Jennifer in cuor suo non ha mai amato i bambini: aveva 19 anni ora, e li vedeva come dei sporchi e chiassosi bozzoli che dovevano ancora diventare delle persone. Erano anch'essi insignificanti per lei, eppure ne era circondata; aveva avuto modo di conoscerne alcuni: Diana, la Principessa volenterosa; Eleanor, la Principessa indifferente; Meg, la Principessa sapiente; ma le sembrava di conoscerle già, era come intrappolata in un deja vu che iniziava a diventare fastidioso.

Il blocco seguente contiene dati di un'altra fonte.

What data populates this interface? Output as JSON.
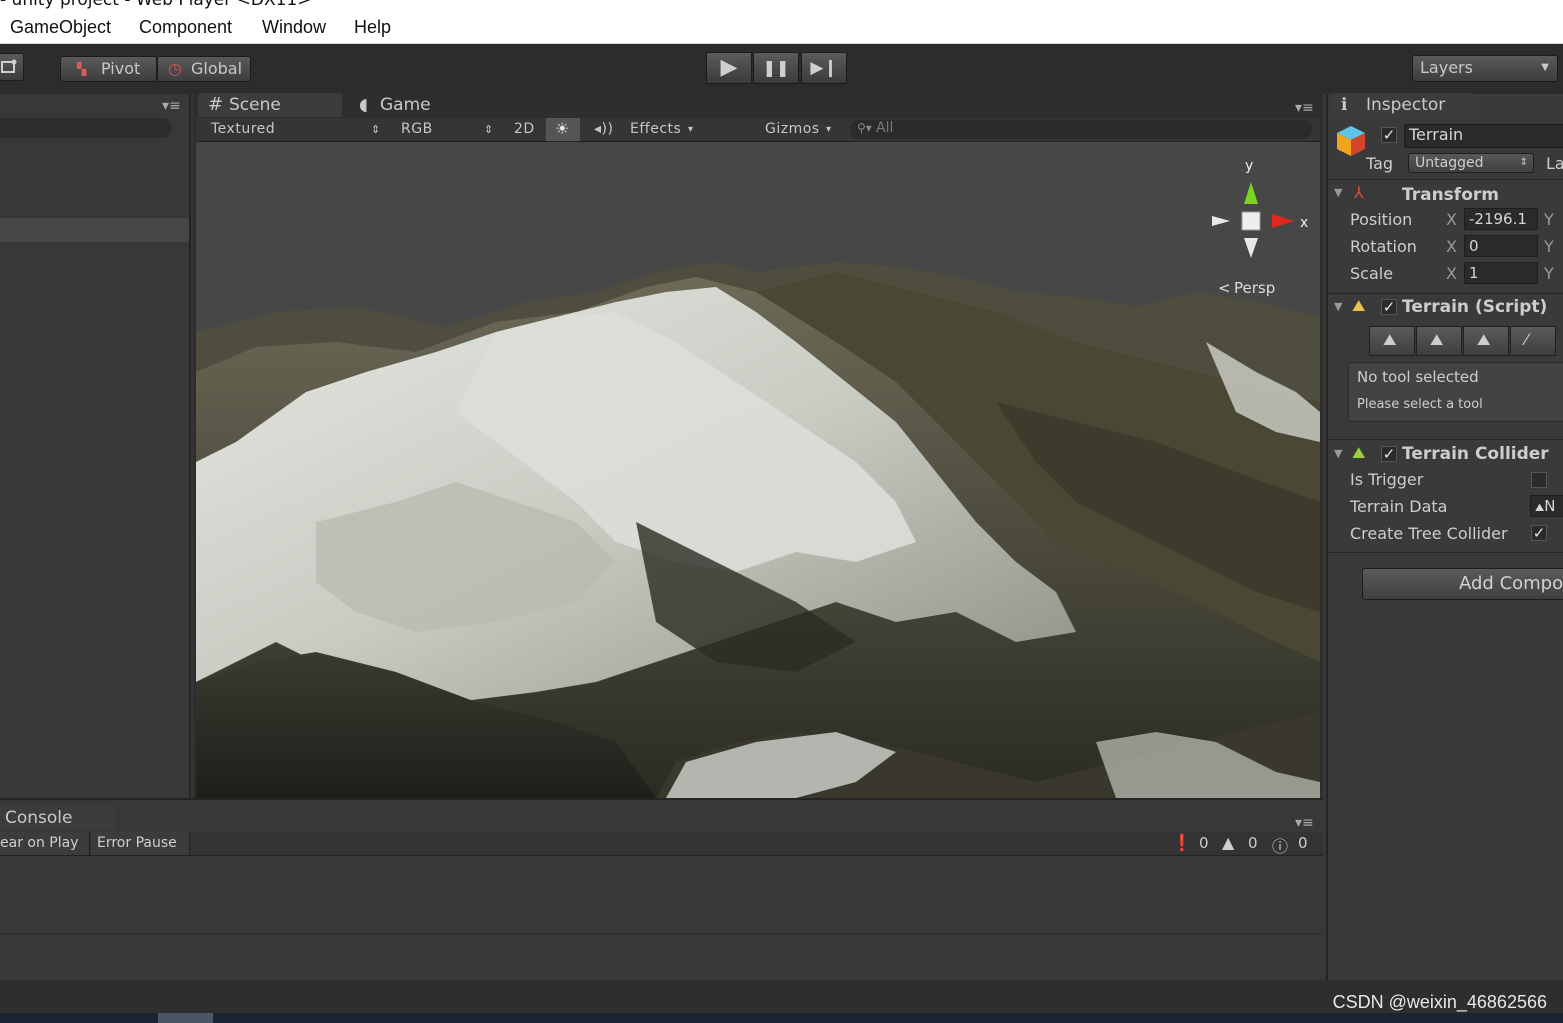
{
  "window": {
    "title": "- unity project - Web Player <DX11>"
  },
  "menu": {
    "items": [
      "GameObject",
      "Component",
      "Window",
      "Help"
    ]
  },
  "toolbar": {
    "pivot_label": "Pivot",
    "global_label": "Global",
    "play_glyph": "▶",
    "pause_glyph": "❚❚",
    "step_glyph": "▶❙",
    "layers_label": "Layers"
  },
  "scene": {
    "tab_scene": "Scene",
    "tab_game": "Game",
    "shading_mode": "Textured",
    "render_mode": "RGB",
    "toggle_2d": "2D",
    "effects_label": "Effects",
    "gizmos_label": "Gizmos",
    "search_placeholder": "All",
    "persp_label": "Persp",
    "axis_y": "y",
    "axis_x": "x"
  },
  "inspector": {
    "tab": "Inspector",
    "object_name": "Terrain",
    "tag_label": "Tag",
    "tag_value": "Untagged",
    "layer_label_partial": "La",
    "transform": {
      "title": "Transform",
      "position_label": "Position",
      "position_x": "-2196.1",
      "rotation_label": "Rotation",
      "rotation_x": "0",
      "scale_label": "Scale",
      "scale_x": "1",
      "x_axis": "X",
      "y_axis": "Y"
    },
    "terrain_script": {
      "title": "Terrain (Script)",
      "help_title": "No tool selected",
      "help_text": "Please select a tool"
    },
    "terrain_collider": {
      "title": "Terrain Collider",
      "is_trigger_label": "Is Trigger",
      "is_trigger": false,
      "terrain_data_label": "Terrain Data",
      "terrain_data_value": "N",
      "create_tree_label": "Create Tree Collider",
      "create_tree": true
    },
    "add_component_label": "Add Compo"
  },
  "console": {
    "tab": "Console",
    "clear_on_play": "ear on Play",
    "error_pause": "Error Pause",
    "count_errors": "0",
    "count_warnings": "0",
    "count_logs": "0"
  },
  "watermark": "CSDN @weixin_46862566",
  "colors": {
    "background": "#383838",
    "toolbar": "#2c2c2c",
    "gizmo_y": "#7ed321",
    "gizmo_x": "#e0281c"
  }
}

All'inizio di ogni mese si trovava addormentata nella lavanderia del dirigibile, accanto a lei il suo amico Brown. Brown, una creatura sudicia, un cane. Questo era il pensiero di tutte le persone che la circondavano, ma non il suo...Brown era il suo unico amico, il suo compagno di viaggio, la sua unica speranza. Quasi non voleva portarlo con sè, era nel costante terrore che qualcosa di brutto potesse accadere al suo amico; ma lui continuava a premere il muso contro la sua guancia, sembrava sussurrarle dolcemente "Svegliati, Jen."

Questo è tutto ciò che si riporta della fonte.